Beautiful sunny day
here in town on this first day of the New Year.
For some reason my wife scheduled her and my daughter’s guzheng class for 10:00 AM New Year’s
day morning. Well, I’m up. But I’m definitely the only one conscious. Boil some water, make some coffee and, queue
up something for the headphones, I’m afraid. It's too early for those sounds.
Drop down into a minor hook and I’m off into “Look Out!” Big
swinging bop from 1960 by Stanley Turrentine.
Later known for commercial soul-backing on disco albums, this recording
is straight up bop and its lovely. Yet
another Pittsburgh native who was early on a protégé of the man we profiled
yesterday, Illinois Jacquet. Rudy Van
Gelder’s Blue Note studio there in New Jersey must have been booked every
single day in those years. http://www.theguardian.com/news/2000/sep/15/guardianobituaries.johnfordham
I’d mentioned earlier that I was looking forward to the days
getting longer every day now. This will
continue all the way till June. And that
will be another milestone I think I’ll subconsciously be aware of and hope to
tick past. 100 years ago this June 28th
our unfortunate Austro-Hungarian heir apparent Archduke Franz Ferdinand was
popped in Sarajevo ending the perky upbeat, can-do Western world elan of the
beginning of the last century and launching one and then another World War.
I always think of Robert Mussil’s “The Man Without
Qualities” for a glimpse into that time, the Vienna of 1913, the apogee of
charm. It’s idle to put much of anything
into a 100-year anniversary, I suppose.
100 years prior to 1914 in 1814, you can’t point to much decisive. The War of 1812 was winding down, the “Star
Spangled Banner” was written, and over here Hong XiuQuan was busy being born. Plenty was about to happen but there was
nothing decisive that June, for example to suggest a shifting of anything irreversible. http://en.wikipedia.org/wiki/1814
And, like they say about 1587, this may also be a year of no
significance. http://www.amazon.com/1587-Year-No-Significance-Dynasty/dp/0300028849
Certainly though some rather ominous storm clouds are
gathering and I think the swirl is proceeding most obviously right around where
I live. (Imagine that, it all seems most
pressing, where I actually reside.) And
just as Pax Britanica was about to be buffeted sorely, how much longer in this
century will you give Pax Americana? Nothing
definitive is likely to transpire this year or the next. But this will be the century in which America
either learns to further share the arbitration of world power or have it taken
from it.
But that’s years off.
Or at least month’s off. Well, it
won’t happen today. And perhaps it will
be a transition that all sides derive greater, and not lesser stability
from. Last night we did something we
rarely do, we turned on the Television. You
need real-time broadcasting to see a countdown.
We had on one of the CCTV stations and it was broadcasting New Year’s
Eve from Shanghai.
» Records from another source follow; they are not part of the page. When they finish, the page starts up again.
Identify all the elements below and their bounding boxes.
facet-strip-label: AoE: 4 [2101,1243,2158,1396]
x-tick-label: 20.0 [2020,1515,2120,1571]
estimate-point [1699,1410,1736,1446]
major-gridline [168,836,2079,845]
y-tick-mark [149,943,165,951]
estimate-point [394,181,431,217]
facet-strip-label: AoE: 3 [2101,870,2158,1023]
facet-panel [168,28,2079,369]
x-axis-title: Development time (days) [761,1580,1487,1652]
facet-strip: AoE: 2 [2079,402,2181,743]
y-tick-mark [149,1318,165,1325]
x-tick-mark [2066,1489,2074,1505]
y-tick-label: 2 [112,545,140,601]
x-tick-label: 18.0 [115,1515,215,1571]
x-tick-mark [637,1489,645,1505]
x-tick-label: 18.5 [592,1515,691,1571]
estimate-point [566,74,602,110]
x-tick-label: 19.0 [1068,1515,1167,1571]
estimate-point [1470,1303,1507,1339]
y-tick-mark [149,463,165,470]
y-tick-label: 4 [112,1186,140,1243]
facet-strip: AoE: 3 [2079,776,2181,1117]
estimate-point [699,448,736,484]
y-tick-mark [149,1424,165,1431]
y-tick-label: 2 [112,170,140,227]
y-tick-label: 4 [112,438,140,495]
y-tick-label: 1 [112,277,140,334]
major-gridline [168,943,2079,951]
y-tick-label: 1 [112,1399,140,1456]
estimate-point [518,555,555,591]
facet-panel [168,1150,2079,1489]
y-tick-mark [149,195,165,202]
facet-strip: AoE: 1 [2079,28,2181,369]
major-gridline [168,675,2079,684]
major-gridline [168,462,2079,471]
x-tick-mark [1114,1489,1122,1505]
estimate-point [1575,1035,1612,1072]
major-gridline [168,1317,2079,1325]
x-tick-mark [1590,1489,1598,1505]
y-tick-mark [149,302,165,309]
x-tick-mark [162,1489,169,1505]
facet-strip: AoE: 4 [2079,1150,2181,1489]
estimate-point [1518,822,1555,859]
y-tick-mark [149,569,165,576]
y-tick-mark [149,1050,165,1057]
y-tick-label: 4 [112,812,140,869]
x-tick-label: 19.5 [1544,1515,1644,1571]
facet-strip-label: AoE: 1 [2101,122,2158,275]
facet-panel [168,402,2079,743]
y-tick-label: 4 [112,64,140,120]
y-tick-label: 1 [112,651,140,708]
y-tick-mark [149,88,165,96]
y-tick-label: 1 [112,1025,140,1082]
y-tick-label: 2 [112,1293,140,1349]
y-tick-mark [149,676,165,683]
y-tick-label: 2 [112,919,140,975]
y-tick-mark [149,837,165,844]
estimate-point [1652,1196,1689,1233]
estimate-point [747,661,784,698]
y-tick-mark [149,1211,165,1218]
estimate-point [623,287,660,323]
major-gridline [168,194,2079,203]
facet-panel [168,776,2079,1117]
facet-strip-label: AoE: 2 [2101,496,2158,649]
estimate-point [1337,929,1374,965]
There was the silly
song and dance routine on the freezing Bund platform where a group of ladies
who looked like Santa’s elves sang a banal song called “I Love Shanghai.” Yawn. Come
on Sanhainin, that’s New York’s
IP.
But then there was a light show on the old British Customs
House and HSBC buildings. My stepson had
just been down and he said he’d seen them practicing for it. Unabashedly drenched in some sort of Sino-psilocybin,
this 4D show was fabulous. I absolutely
wished I’d been there to see it in person, flashed up against the old deco
buildings, casting them, somehow as larger by far than any of the giants looming
over them across the Huangpu.
Necessarily a triumphal march through time, that necessarily
marches right past many decades of relevant history, of course, right up to
contemporary moon landings, and no I didn’t like all the music or the cartoon
character imagery and I know that light shows of some fashion like this have
been projected on buildings around the world for years and on and on and
on. But it was cool. It was challenging and entertaining. It contained surprises. I found it 独具匠心[1] I
think it would have been more fun than watching the ball drop in Time
Square. Good for China. Good for Shanghai. Good for the world. http://www.youtube.com/watch?v=pR9rhbqV6W4
Nothing could have been less 4D-acidic than the Shanghai
Mayor Han Zheng’s speech, which followed the countdown. I can’t find a clip of it, but it must be out
there. Whoever was in charge of the ‘bread
and circus’ countdown production in the Propaganda Ministry certainly tapped into something
aspirational. That urge to compete globally
for that most illusive of chalice, the distinction of cool. They pushed the envelope and the 4D
light show was cool. The mayor was
not. Both must be broadcast to the
nation and world, as this civilization finds its voice this century.
May
these teens we’re in the middle of now, continue to unfold peacefully.